川で洗濯をする。雨水で食器を洗う。土のついた泥だらけの手で米を掴んで食う。化学物質にまみれたならまだしも、自然に汚れたものは、汚れといえるのだろうか。ばい菌を食ってる実感はある。風邪はひかない。身体も元気だ。抗菌とは対照に森に生きる菌を丸ごと食って生きている。
だが、訳あって放っておいた足の傷口から黴菌が入り込み、炎症がどんどん広がっていった。このまま指が壊死しては困ると思い、近くの町医者に診てもらうことにした。待合室には誰もいなかった。呼ばれて中入ると、何故かベージュのハットを被ったよぼよぼの爺ちゃんが一人いて胸がざわついた。応答がパッとしない。それで、患部を見せると、親指の爪を抜くという。もっとうまい処置があるような気がしたが、ここは爺ちゃん先生に従うしかあるまい。
それにしても、切開を要するような、大手術を乗り越えてきた患者たちを尊敬する。これから麻酔を打ち、ペンチで爪を切って引き抜こうとする爺ちゃんを前に、他人に我が身を任せられる人間の強さを知った気がした。
悪い予感は的中し、手術は拷問となった。麻酔の効きが弱かったからか、爪を抜く激痛がもろにくる。

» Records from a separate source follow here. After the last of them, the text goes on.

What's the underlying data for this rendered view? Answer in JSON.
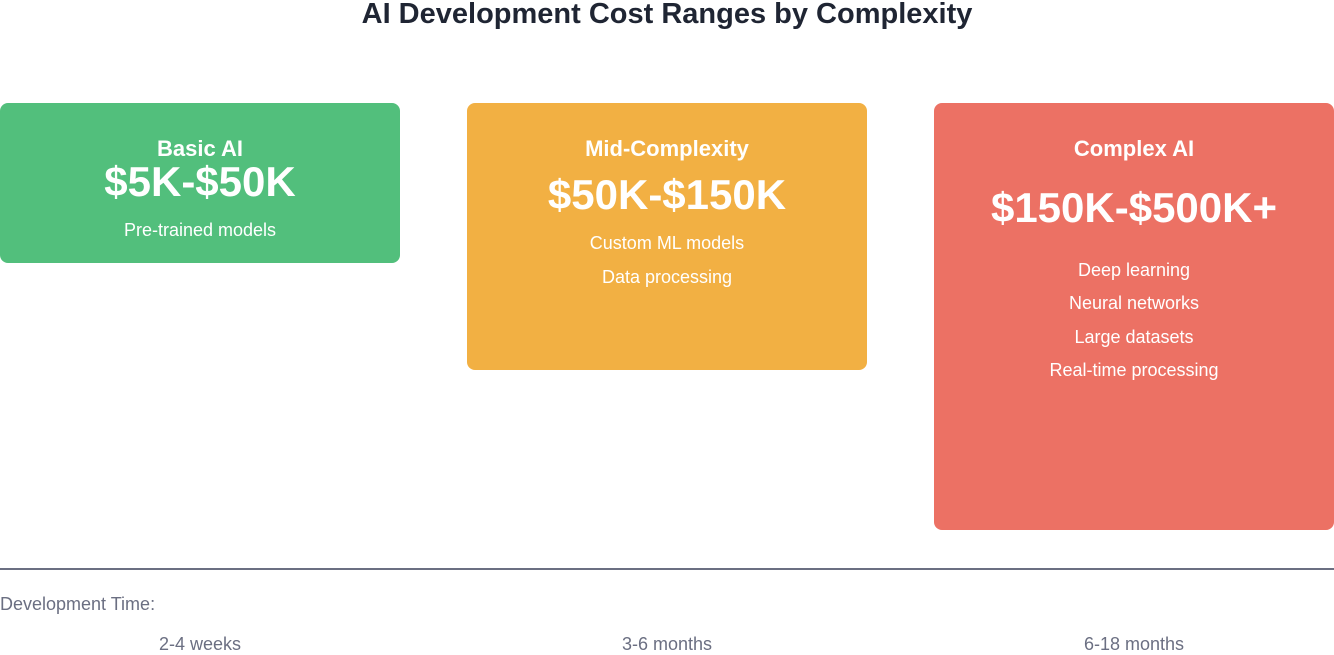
{
  "title": "AI Development Cost Ranges by Complexity",
  "colors": {
    "basic": "#52bf7c",
    "mid": "#f2b043",
    "complex": "#ec7164",
    "axis": "#6b6f82"
  },
  "tiers": [
    {
      "name": "Basic AI",
      "price": "$5K-$50K",
      "features": [
        "Pre-trained models"
      ],
      "time": "2-4 weeks"
    },
    {
      "name": "Mid-Complexity",
      "price": "$50K-$150K",
      "features": [
        "Custom ML models",
        "Data processing"
      ],
      "time": "3-6 months"
    },
    {
      "name": "Complex AI",
      "price": "$150K-$500K+",
      "features": [
        "Deep learning",
        "Neural networks",
        "Large datasets",
        "Real-time processing"
      ],
      "time": "6-18 months"
    }
  ],
  "timeline_label": "Development Time:"
}
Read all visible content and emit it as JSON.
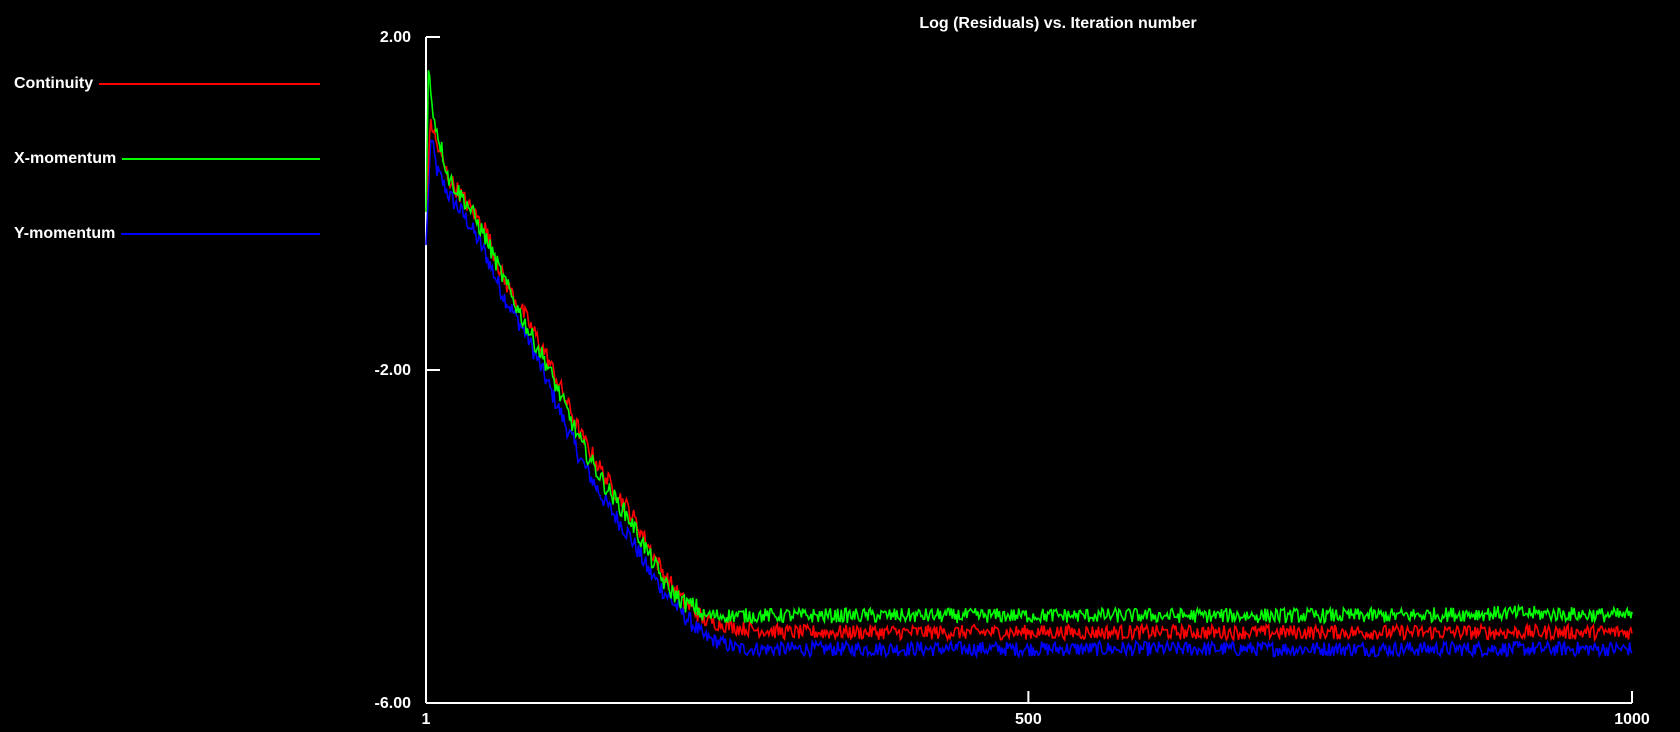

5分や10分で終わるかと思いきや、15分、20分経っても終わらない。ついに40分経ったころ、ようやくガーゼが当てられ手術が終わった。その間、激痛のあまり気を失う人や、爪はぎの拷問にあっただろう迫害者を想像した。麻酔ありでもこの痛さである。もし運命が悲惨を愛したなら、いったい世界はどうなっちまうんだろうと怖ろしくなる。
何も痛い話をしたかったわけではない。手術中、隣で世話話に付き合ってくれた、受付の婆ちゃんに救われたことを記憶したかった。40分先生を独り占めしても、後ろに患者がいなかったことを考えると、きっと暇で退屈していたのだろう。だが、激痛がはしるなか、隣にのこのことやってきて、世間話をしてるだけでもかなり気はまぎれた。まるで、戦場の天使として活躍したナイチンゲールに見えた。爺ちゃん先生を前にすると不安にしかならなかったが、婆ちゃんが隣に来ると心から安心した。この町医者はこうして、患者の感情の起伏の帳尻合わせているにちがいない。
婆ちゃんは、術後も予備の包帯を持たせてくれたり、靴がはけないためにスリッパを貸し出してくれたり、後から薬局が締まっていることを思い出して、休日当番薬局の場所まで電話して教えてくれたりした。何度も言うが、きっと患者が少なくて暇をしているのだろう。それでも、こうして手厚く看護するのは、多忙で泣く泣く患者ひとりに寄りそうことを諦めざるをえない、心ある若い看護師たちの夢にちがいないと想像する。
世界はやさしい。だが、やさしさを埋もらせないためには強さがいる。ナイチンゲールはそうして戦ったはずだ。苦痛をこらえ、涙をこぼさず、悪意に挫けそうになるところを微笑んで。